Les familles des "enfants Dépakine" réclament aujourd'hui la mise en place d'un fonds d'indemnisation, auquel abonderait le laboratoire. Sanofi serait-il prêt à y contribuer ?
En l’absence de responsabilité du laboratoire, il s’agit d’une question qui relève de la seule appréciation des Autorités de santé.
Pour les familles et leur conseil, on s'achemine vers une affaire aussi retentissante, voire davantage, que celle du Mediator. 135.000 femmes en âge de procréer étaient sous Dépakine en 2014. Quelle est la position de Sanofi par rapport à cette comparaison ?
Les situations ne sont absolument pas comparables et nous ne pouvons en aucun cas laisser faire ce type d’amalgame.

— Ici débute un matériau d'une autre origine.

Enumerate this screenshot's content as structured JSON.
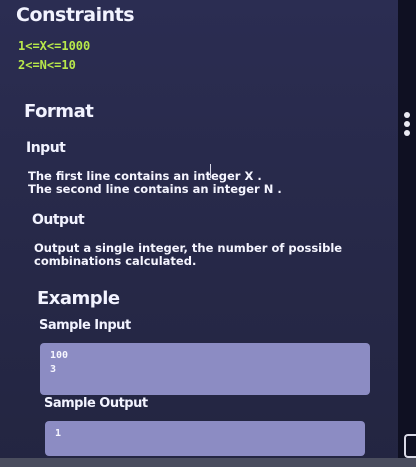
{
  "constraints": {
    "title": "Constraints",
    "lines": [
      "1<=X<=1000",
      "2<=N<=10"
    ]
  },
  "format": {
    "title": "Format",
    "input": {
      "title": "Input",
      "lines": [
        "The first line contains an integer X .",
        "The second line contains an integer N ."
      ]
    },
    "output": {
      "title": "Output",
      "text": "Output a single integer, the number of possible combinations calculated."
    }
  },
  "example": {
    "title": "Example",
    "sample_input_label": "Sample Input",
    "sample_input_lines": [
      "100",
      "3"
    ],
    "sample_output_label": "Sample Output",
    "sample_output_lines": [
      "1"
    ]
  },
  "icons": {
    "menu": "more-vertical-icon",
    "cursor": "text-cursor-icon"
  },
  "colors": {
    "panel": "#2b2d52",
    "accent_code": "#b8e84a",
    "codebox": "#8c8cc3"
  }
}
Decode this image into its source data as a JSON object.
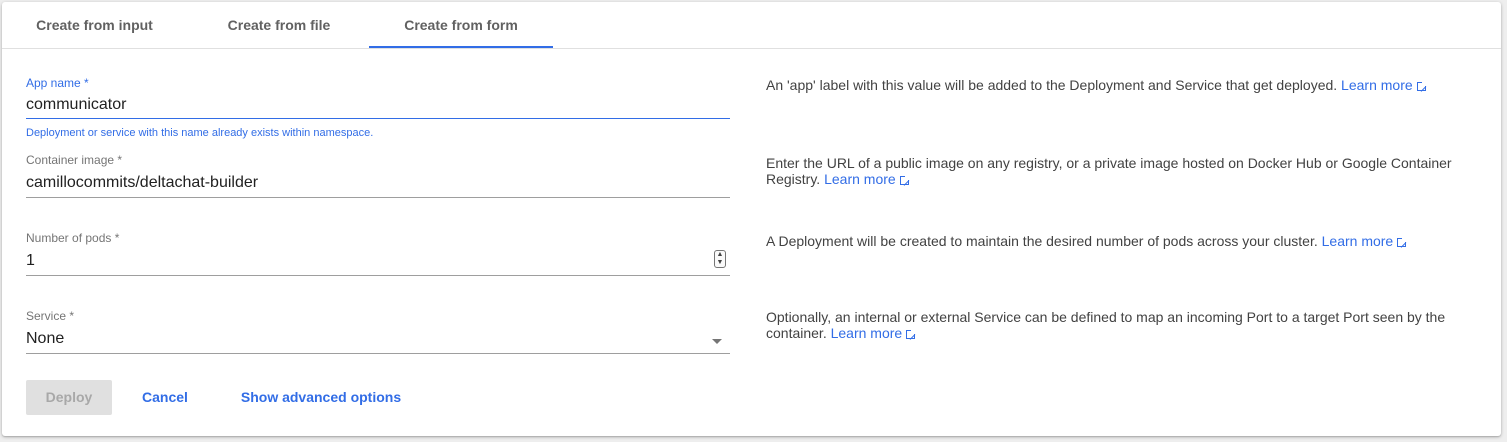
{
  "tabs": [
    {
      "label": "Create from input"
    },
    {
      "label": "Create from file"
    },
    {
      "label": "Create from form",
      "active": true
    }
  ],
  "form": {
    "app_name": {
      "label": "App name *",
      "value": "communicator",
      "hint": "Deployment or service with this name already exists within namespace."
    },
    "container_image": {
      "label": "Container image *",
      "value": "camillocommits/deltachat-builder"
    },
    "pods": {
      "label": "Number of pods *",
      "value": "1"
    },
    "service": {
      "label": "Service *",
      "value": "None"
    }
  },
  "help": {
    "app_name": "An 'app' label with this value will be added to the Deployment and Service that get deployed.",
    "container_image": "Enter the URL of a public image on any registry, or a private image hosted on Docker Hub or Google Container Registry.",
    "pods": "A Deployment will be created to maintain the desired number of pods across your cluster.",
    "service": "Optionally, an internal or external Service can be defined to map an incoming Port to a target Port seen by the container.",
    "learn_more": "Learn more"
  },
  "actions": {
    "deploy": "Deploy",
    "cancel": "Cancel",
    "advanced": "Show advanced options"
  },
  "colors": {
    "accent": "#326de6",
    "disabled_bg": "#e0e0e0",
    "disabled_text": "#a8a8a8"
  }
}
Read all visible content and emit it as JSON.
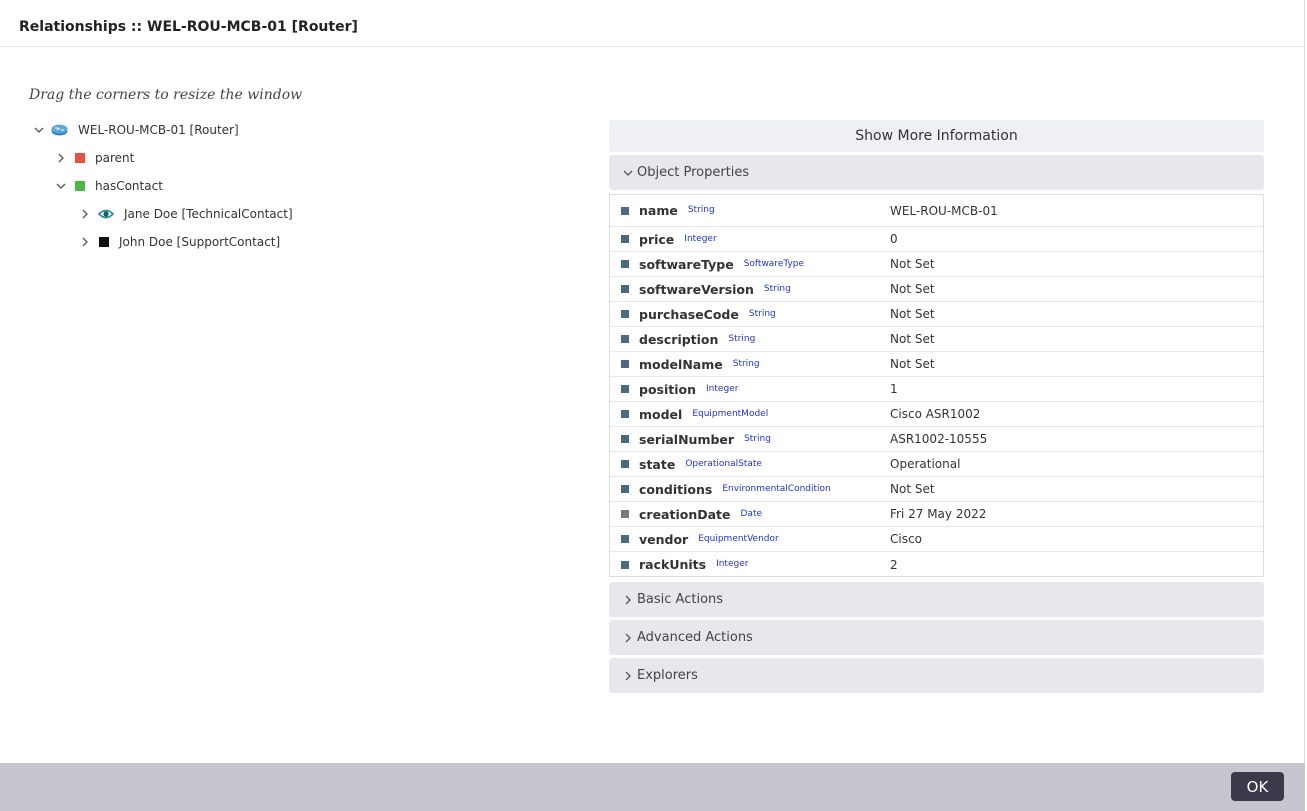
{
  "dialog": {
    "title": "Relationships :: WEL-ROU-MCB-01 [Router]",
    "hint": "Drag the corners to resize the window",
    "ok_label": "OK"
  },
  "tree": {
    "root": {
      "label": "WEL-ROU-MCB-01 [Router]",
      "icon": "router-icon"
    },
    "parent": {
      "label": "parent",
      "color": "#e5503f"
    },
    "hasContact": {
      "label": "hasContact",
      "color": "#4cb844"
    },
    "jane": {
      "label": "Jane Doe [TechnicalContact]",
      "icon": "eye-icon"
    },
    "john": {
      "label": "John Doe [SupportContact]",
      "color": "#111111"
    }
  },
  "panel": {
    "show_more": "Show More Information",
    "object_properties": "Object Properties",
    "basic_actions": "Basic Actions",
    "advanced_actions": "Advanced Actions",
    "explorers": "Explorers"
  },
  "properties": [
    {
      "name": "name",
      "type": "String",
      "value": "WEL-ROU-MCB-01"
    },
    {
      "name": "price",
      "type": "Integer",
      "value": "0"
    },
    {
      "name": "softwareType",
      "type": "SoftwareType",
      "value": "Not Set"
    },
    {
      "name": "softwareVersion",
      "type": "String",
      "value": "Not Set"
    },
    {
      "name": "purchaseCode",
      "type": "String",
      "value": "Not Set"
    },
    {
      "name": "description",
      "type": "String",
      "value": "Not Set"
    },
    {
      "name": "modelName",
      "type": "String",
      "value": "Not Set"
    },
    {
      "name": "position",
      "type": "Integer",
      "value": "1"
    },
    {
      "name": "model",
      "type": "EquipmentModel",
      "value": "Cisco ASR1002"
    },
    {
      "name": "serialNumber",
      "type": "String",
      "value": "ASR1002-10555"
    },
    {
      "name": "state",
      "type": "OperationalState",
      "value": "Operational"
    },
    {
      "name": "conditions",
      "type": "EnvironmentalCondition",
      "value": "Not Set"
    },
    {
      "name": "creationDate",
      "type": "Date",
      "value": "Fri 27 May 2022"
    },
    {
      "name": "vendor",
      "type": "EquipmentVendor",
      "value": "Cisco"
    },
    {
      "name": "rackUnits",
      "type": "Integer",
      "value": "2"
    }
  ]
}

Les conclusions du rapport de l’IGAS confirment ce que Sanofi a toujours dit, à savoir que le Laboratoire a toujours fait preuve de proactivité, sous le strict contrôle des autorités de santé, pour actualiser, en fonction de l’évolution des connaissances scientifiques, l’information sur les possibles effets indésirables liés à l’utilisation du valproate de sodium : dès le début des années 1980 pour la mention du risque tératogène (malformations congénitales), et dès le début des années 2000 pour le risque de troubles neuro-développementaux. Le rapport de l’IGAS souligne ainsi que « La mention des retards de développement n’est apparue dans le RCP (Résumé des Caractéristiques du Produit) français qu’en 2006, alors que le laboratoire l’avait proposée dès 2003 et que [la demande de modification du Laboratoire] a été retenue par d’autres pays dès 2003-2004 ». L’épilepsie est une maladie difficile à traiter, notamment en cas de grossesse ou de désir de grossesse. Dépakine est dans certains cas le seul médicament qui permet d’équilibrer le patient. Il ne s’agit pas d’un médicament de confort mais d’un médicament essentiel, désormais délivré sur prescription médicale initiale d’un médecin spécialiste, et nécessitant le consentement éclairé des patientes et pour lequel de nombreuses limitations des risques ont été mises en place depuis plusieurs années. Les extrapolations qui sont faites à partir du nombre de femmes en âge de procréer qui prendraient du valproate de sodium ne permettent pas d’avoir une vision réelle de la situation. En effet, ces données ne prennent pas en compte un certain nombre de paramètres, notamment si ces femmes utilisent une contraception efficace.